Other News Materials 9 October 2008 12:52 (UTC +04:00)

At least nine civilians, including women and children, were killed Thursday in clashes between Taliban rebels and security forces, while a compound used by militants was destroyed in Pakistan's troubled Swat district, media reports and officials said.
The civilians died when mortar shells hit their houses in several areas of Matta sub-district, reported dpa.
The English-language DawnNews television channel said five members of a family were killed when a stray shell struck their house in Darmai village, while another four people were killed in a similar incident in the Sambat area.It was not clear who had fired the mortar rounds.
Separately, a raid carried out by air force helicopter gunships and jet fighters destroyed a militant facility in Piochar village in Matta.
"The position was neutralized and several militants holed up in there were killed," a security official said on condition of anonymity. However, he did not give casualty figures, saying these were being ascertained.
Successive explosions were heard after the aerial attack, suggesting that ammunition was stored in the compound, the official added.
Matta is the stronghold of Maulana Fazullah, the region's radical cleric who uses an illegal FM radio transmissions to incite a so-called Islamic rebellion.
Since October 2007, government forces have been battling Fazlullah's loyalists, who wage an armed struggle to enforce strict Taliban-style Islamic laws in Swat, which was once a popular tourist destination.
The rebels lately have targeted local politicians and government officials for "betraying" them by back-tracking on a shaky truce brokered earlier this year.
Fazlullah on Wednesday announced on his illegal transmissions that political and non-political figures would not be attacked only if they withdrew their support for the military offensive, the BBC Urdu service reported in its online edition.

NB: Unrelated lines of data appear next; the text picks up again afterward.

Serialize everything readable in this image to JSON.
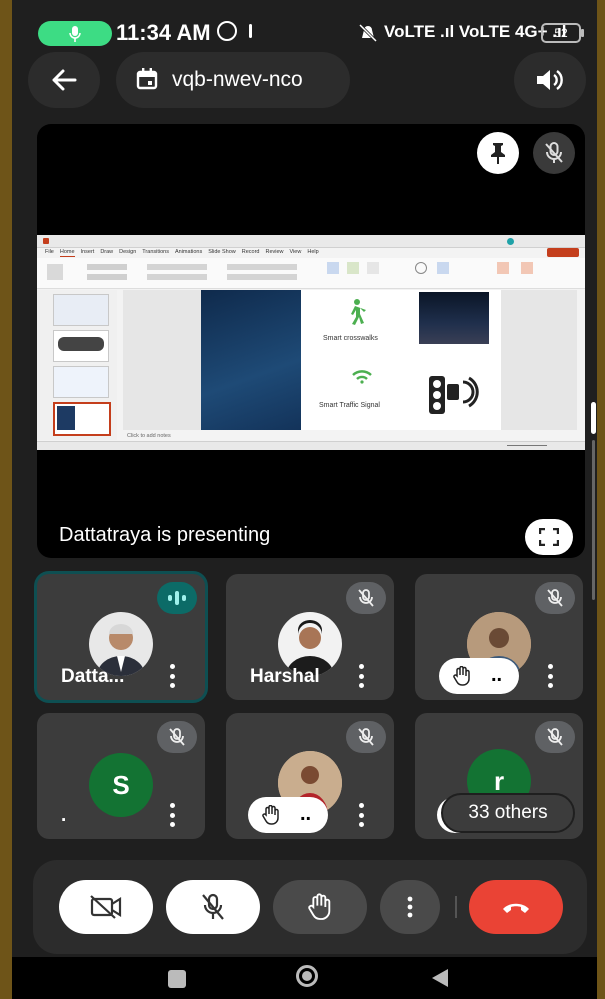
{
  "status_bar": {
    "time": "11:34 AM",
    "network": "VoLTE .ıl VoLTE 4G+ .ıl",
    "battery": "52"
  },
  "header": {
    "meeting_code": "vqb-nwev-nco"
  },
  "presentation": {
    "presenting_text": "Dattatraya is presenting",
    "slide": {
      "item1": "Smart crosswalks",
      "item2": "Smart Traffic Signal",
      "ribbon_tabs": [
        "File",
        "Home",
        "Insert",
        "Draw",
        "Design",
        "Transitions",
        "Animations",
        "Slide Show",
        "Record",
        "Review",
        "View",
        "Help"
      ],
      "notes": "Click to add notes"
    }
  },
  "participants": [
    {
      "name": "Datta...",
      "speaking": true
    },
    {
      "name": "Harshal",
      "muted": true
    },
    {
      "name": "",
      "muted": true,
      "hand_raised_label": ".."
    },
    {
      "name": ".",
      "avatar_letter": "S",
      "muted": true
    },
    {
      "name": "",
      "muted": true,
      "hand_raised_label": ".."
    },
    {
      "name": "",
      "avatar_letter": "r",
      "muted": true,
      "others_label": "33 others"
    }
  ],
  "colors": {
    "background": "#1f1f1f",
    "tile": "#3c3c3c",
    "end_call": "#ea4335",
    "avatar_green": "#137333",
    "mic_pill": "#3ddc84"
  }
}
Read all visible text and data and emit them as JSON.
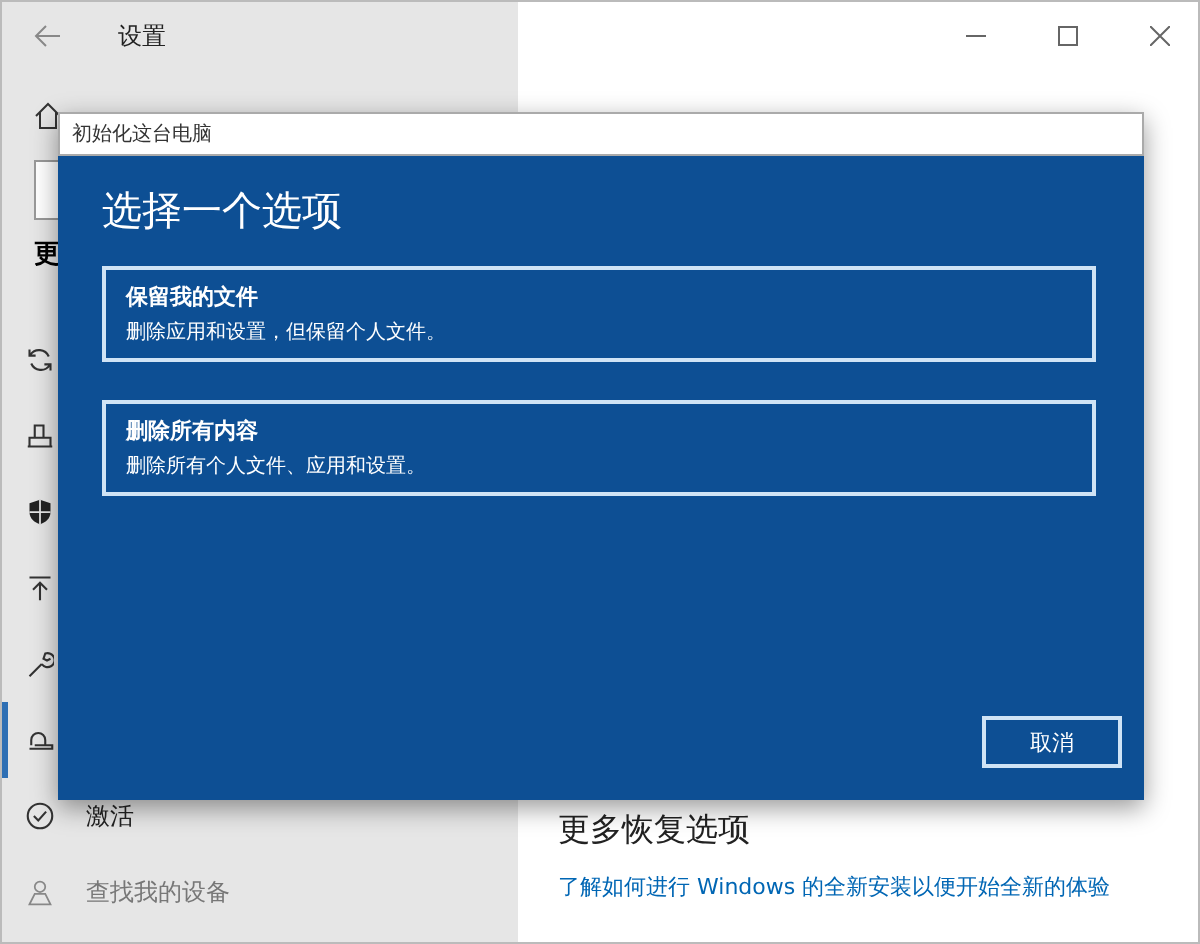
{
  "window": {
    "title": "设置"
  },
  "sidebar": {
    "heading": "更",
    "items": [
      {
        "selected": false
      },
      {
        "selected": false
      },
      {
        "selected": false
      },
      {
        "selected": false
      },
      {
        "selected": false
      },
      {
        "selected": true
      },
      {
        "label": "激活",
        "selected": false
      },
      {
        "label": "查找我的设备",
        "selected": false
      }
    ]
  },
  "content": {
    "heading": "更多恢复选项",
    "link": "了解如何进行 Windows 的全新安装以便开始全新的体验"
  },
  "dialog": {
    "title": "初始化这台电脑",
    "heading": "选择一个选项",
    "options": [
      {
        "title": "保留我的文件",
        "description": "删除应用和设置，但保留个人文件。"
      },
      {
        "title": "删除所有内容",
        "description": "删除所有个人文件、应用和设置。"
      }
    ],
    "cancel": "取消"
  }
}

Violence has intensified over the last few months after the insurgents scaled up their attacks, including suicide bombings, on the troops, and the fierce clashes have taken a heavy toll on the local population.
Heavy collateral damage in the military operations carried out in the militancy-plagued north-western regions close to the Afghan border has triggered political dissent with many lawmakers demanding a halt to the offensives.
Weeks of fighting in Bajaur tribal district, a known sanctuary of al-Qaeda and Taliban fighters bordering Afghanistan, has reportedly killed scores of civilians and caused an exodus of around 250,000 locals to nearby safer areas.
On Wednesday, the army claimed it killed 20 militants in Badan village in Bajaur. Eight of the killed militants were described as "foreigners," a term used by the authorities for al-Qaeda men mainly from central Asian and Arab regions.
Pakistan's bicameral parliament is currently in session and the head of the country's premier Inter-Services Intelligence (ISI) agency, Lieutenant General Ahmad Shuja Pasha, is briefing lawmakers on the militant threat.
But an opposition parliamentarian has described the in-camera proceedings as "superficial."